Later on when introducing Hamiltonian systems as a subset of conservative systems the classic example of the pendulum is given:
\begin{align} &\dot{\theta} = p \\ &\dot{p} = -\sin(\theta)\\ \end{align}
It is noted that there is the Hamiltonian $H(p,\theta) = \frac{1}{2}p^2 -\cos(\theta)$ and then shown how any Hamiltonian must be a conserved quantity. Immediately after it is written that "it is useful to notice conserved quantities when they exist as they reduce the dimension of the problem".
Am I missing something obvious? In the case of the pendulum the state space is 2-dimensional, having the Hamiltonian and plotting its level sets gives us the entire phase portrait which is obviously still 2-dimensional.
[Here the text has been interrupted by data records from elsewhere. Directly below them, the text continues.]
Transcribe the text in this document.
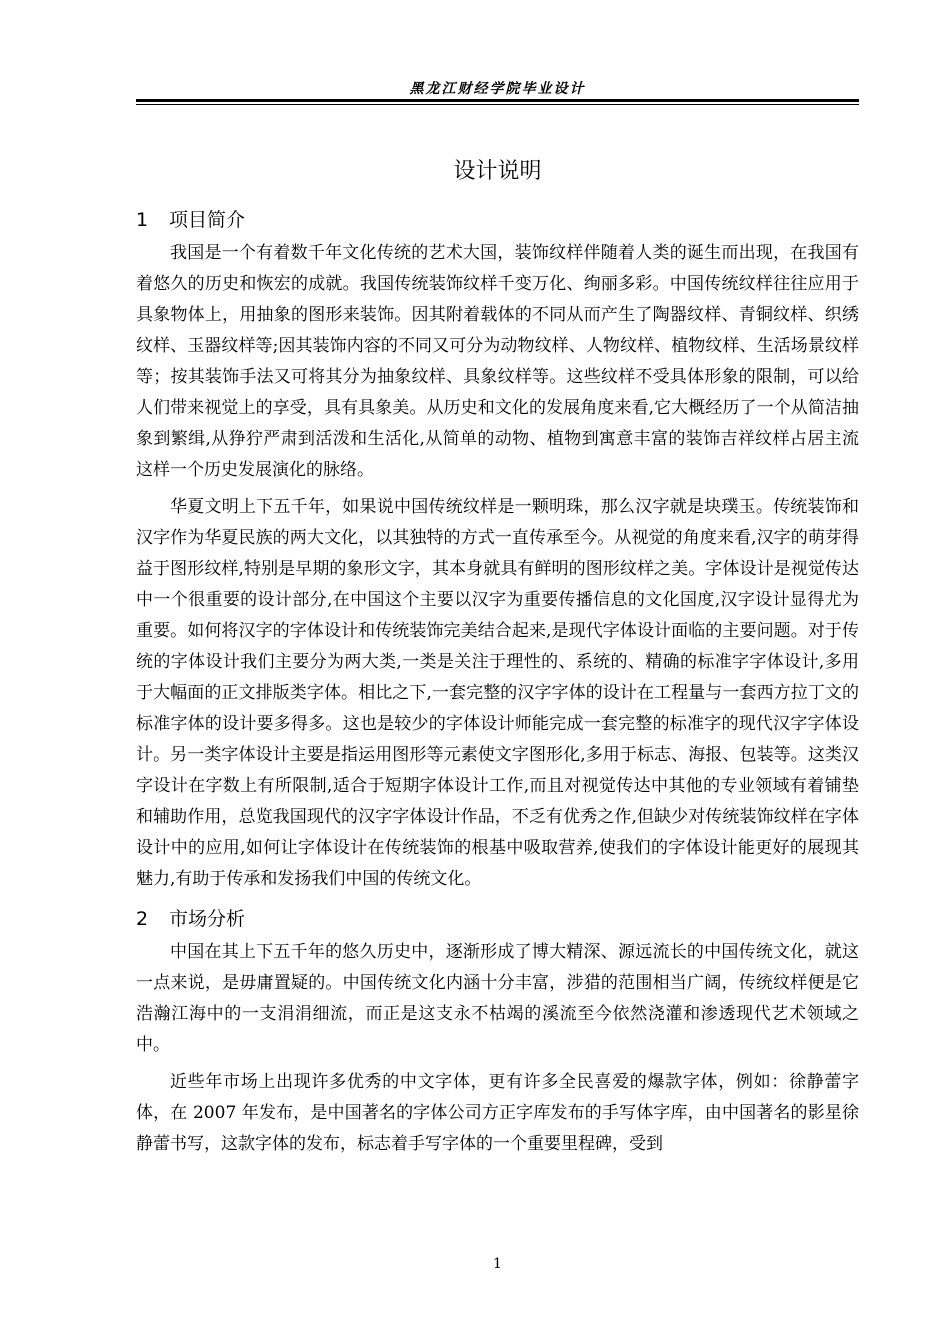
黑龙江财经学院毕业设计
设计说明
1 项目简介

我国是一个有着数千年文化传统的艺术大国，装饰纹样伴随着人类的诞生而出现，在我国有着悠久的历史和恢宏的成就。我国传统装饰纹样千变万化、绚丽多彩。中国传统纹样往往应用于具象物体上，用抽象的图形来装饰。因其附着载体的不同从而产生了陶器纹样、青铜纹样、织绣纹样、玉器纹样等;因其装饰内容的不同又可分为动物纹样、人物纹样、植物纹样、生活场景纹样等；按其装饰手法又可将其分为抽象纹样、具象纹样等。这些纹样不受具体形象的限制，可以给人们带来视觉上的享受，具有具象美。从历史和文化的发展角度来看,它大概经历了一个从简洁抽象到繁缉,从狰狞严肃到活泼和生活化,从简单的动物、植物到寓意丰富的装饰吉祥纹样占居主流这样一个历史发展演化的脉络。

华夏文明上下五千年，如果说中国传统纹样是一颗明珠，那么汉字就是块璞玉。传统装饰和汉字作为华夏民族的两大文化，以其独特的方式一直传承至今。从视觉的角度来看,汉字的萌芽得益于图形纹样,特别是早期的象形文字，其本身就具有鲜明的图形纹样之美。字体设计是视觉传达中一个很重要的设计部分,在中国这个主要以汉字为重要传播信息的文化国度,汉字设计显得尤为重要。如何将汉字的字体设计和传统装饰完美结合起来,是现代字体设计面临的主要问题。对于传统的字体设计我们主要分为两大类,一类是关注于理性的、系统的、精确的标准字字体设计,多用于大幅面的正文排版类字体。相比之下,一套完整的汉字字体的设计在工程量与一套西方拉丁文的标准字体的设计要多得多。这也是较少的字体设计师能完成一套完整的标准字的现代汉字字体设计。另一类字体设计主要是指运用图形等元素使文字图形化,多用于标志、海报、包装等。这类汉字设计在字数上有所限制,适合于短期字体设计工作,而且对视觉传达中其他的专业领域有着铺垫和辅助作用，总览我国现代的汉字字体设计作品，不乏有优秀之作,但缺少对传统装饰纹样在字体设计中的应用,如何让字体设计在传统装饰的根基中吸取营养,使我们的字体设计能更好的展现其魅力,有助于传承和发扬我们中国的传统文化。

2 市场分析

中国在其上下五千年的悠久历史中，逐渐形成了博大精深、源远流长的中国传统文化，就这一点来说，是毋庸置疑的。中国传统文化内涵十分丰富，涉猎的范围相当广阔，传统纹样便是它浩瀚江海中的一支涓涓细流，而正是这支永不枯竭的溪流至今依然浇灌和渗透现代艺术领域之中。

近些年市场上出现许多优秀的中文字体，更有许多全民喜爱的爆款字体，例如：徐静蕾字体，在 2007 年发布，是中国著名的字体公司方正字库发布的手写体字库，由中国著名的影星徐静蕾书写，这款字体的发布，标志着手写字体的一个重要里程碑，受到

1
I know a Hamiltonian system has some very nice properties over a generic system, but I do not know one relating to reducing dimensions.
I guess my main question really is "why do we care about conserved quantities?".
Once you start at a given point, you are confined to the level set of $H$ passing through that point, which (typically) is an $(n-1)$-dimensional hypersurface in the $n$-dimensional state space $X$. If you introduce an $(n-1)$-dimensional coordinate system on that hypersurface, you can write the ODEs for the motion on the surface in terms of just those $n-1$ variables.
If you know several constants of motion, you can reduce the order further, and if you know sufficiently many, you can (in principle) integrate the system of ODEs exactly.